Rodgers ran a 4.44 40-yard dash at the combine, proving he has the speed to compete in the NFL, but at just 180 pounds, he may have to put on some weight to compete with physical NFL receivers.


Kenrick Ellis, NT, Hampton

Height: 6'5" Weight: 346 lbs
A massive 6'5" and 346 pounds, Ellis can take on multiple offensive linemen and still be disruptive at the point of attack. Ellis was named first team All-MEAC his senior year and notched 94 tackles, 15 tackles for a loss, and two sacks.
Ellis has the talent to anchor a 3-4 defense for years to come, but there are some character concerns with Ellis. He transferred from South Carolina in 2008 due to a suspension for violating team policy, and was also suspended a game in 2010.
The Packers already have a potential Pro Bowl nose tackle in B.J. Raji, but if Ellis fell to the fourth or fifth round, would his talent be too much for the Packers to pass up?

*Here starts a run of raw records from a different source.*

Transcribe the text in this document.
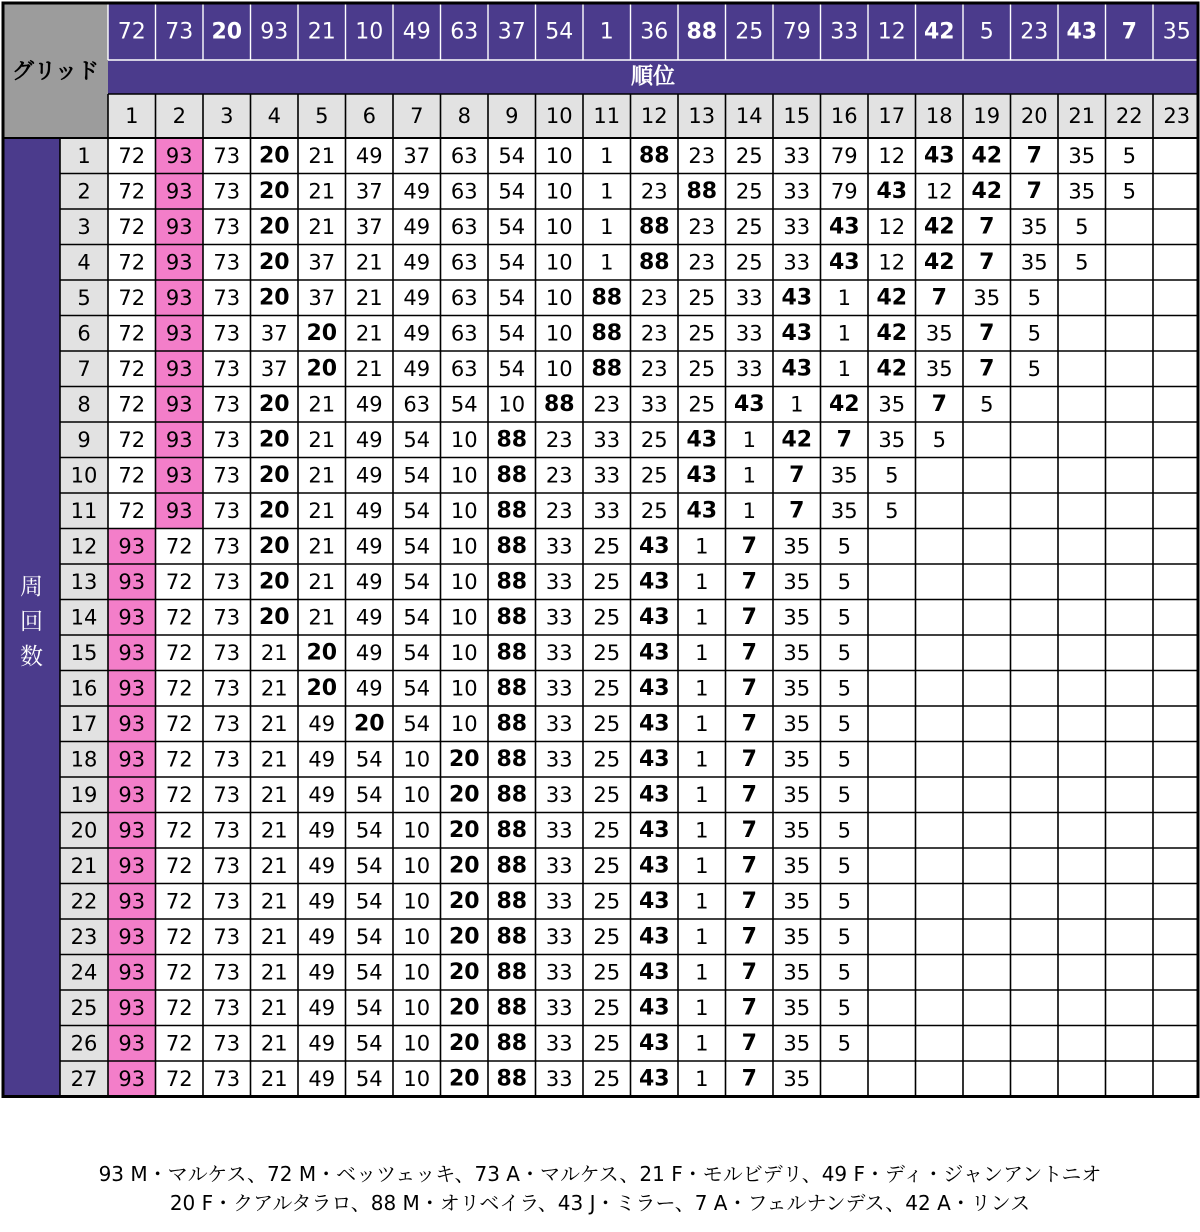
グリッド	順位
72 73 20 93 21 10 49 63 37 54 1 36 88 25 79 33 12 42 5 23 43 7 35
1 2 3 4 5 6 7 8 9 10 11 12 13 14 15 16 17 18 19 20 21 22 23
周
回
数
1
2
3
4
5
6
7
8
9
10
11
12
13
14
15
16
17
18
19
20
21
22
23
24
25
26
27
72 93 73 20 21 49 37 63 54 10 1 88 23 25 33 79 12 43 42 7 35 5
72 93 73 20 21 37 49 63 54 10 1 23 88 25 33 79 43 12 42 7 35 5
72 93 73 20 21 37 49 63 54 10 1 88 23 25 33 43 12 42 7 35 5
72 93 73 20 37 21 49 63 54 10 1 88 23 25 33 43 12 42 7 35 5
72 93 73 20 37 21 49 63 54 10 88 23 25 33 43 1 42 7 35 5
72 93 73 37 20 21 49 63 54 10 88 23 25 33 43 1 42 35 7 5
72 93 73 37 20 21 49 63 54 10 88 23 25 33 43 1 42 35 7 5
72 93 73 20 21 49 63 54 10 88 23 33 25 43 1 42 35 7 5
72 93 73 20 21 49 54 10 88 23 33 25 43 1 42 7 35 5
72 93 73 20 21 49 54 10 88 23 33 25 43 1 7 35 5
72 93 73 20 21 49 54 10 88 23 33 25 43 1 7 35 5
93 72 73 20 21 49 54 10 88 33 25 43 1 7 35 5
93 72 73 20 21 49 54 10 88 33 25 43 1 7 35 5
93 72 73 20 21 49 54 10 88 33 25 43 1 7 35 5
93 72 73 21 20 49 54 10 88 33 25 43 1 7 35 5
93 72 73 21 20 49 54 10 88 33 25 43 1 7 35 5
93 72 73 21 49 20 54 10 88 33 25 43 1 7 35 5
93 72 73 21 49 54 10 20 88 33 25 43 1 7 35 5
93 72 73 21 49 54 10 20 88 33 25 43 1 7 35 5
93 72 73 21 49 54 10 20 88 33 25 43 1 7 35 5
93 72 73 21 49 54 10 20 88 33 25 43 1 7 35 5
93 72 73 21 49 54 10 20 88 33 25 43 1 7 35 5
93 72 73 21 49 54 10 20 88 33 25 43 1 7 35 5
93 72 73 21 49 54 10 20 88 33 25 43 1 7 35 5
93 72 73 21 49 54 10 20 88 33 25 43 1 7 35 5
93 72 73 21 49 54 10 20 88 33 25 43 1 7 35 5
93 72 73 21 49 54 10 20 88 33 25 43 1 7 35
93 M・マルケス、72 M・ベッツェッキ、73 A・マルケス、21 F・モルビデリ、49 F・ディ・ジャンアントニオ
20 F・クアルタラロ、88 M・オリベイラ、43 J・ミラー、7 A・フェルナンデス、42 A・リンス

Will Rackley, G/OT, Lehigh

Height: 6'3" Weight: 309 lbs
A three time All-Patriot league first team selection, Rackley is another college tackle who will probably have to move to guard in the NFL.  Rackley is not a great athlete, but he is durable and very strong, putting up 29 reps on the bench press at the combine.
Rackley played well at the East-West Shrine game at both guard and right tackle, but unfortunately, due to a hip flexor injury, Rackley did not perform in drills at the combine, so his March 17th Pro Day may go a long way in determine his NFL future.


Cheta Ozougwu, DE/OLB, Rice

Height: 6'2" Weight: 247 lbs
An undersized defensive end in college, Ozougwu is projected as a late round pick and may need to make the switch to outside linebacker if he hopes to make an NFL roster. Ozougwu had a solid college career and made first team Conference USA his senior season. 
Ozougwu has enough pass rush ability to make a NFL roster, but there are questions on whether or not he has the athleticism to play at OLB.

The question the Packers would have to ask themselves, is if Ozougwu would be an upgrade over Eric Walden, Brad Jones or Frank Zombo?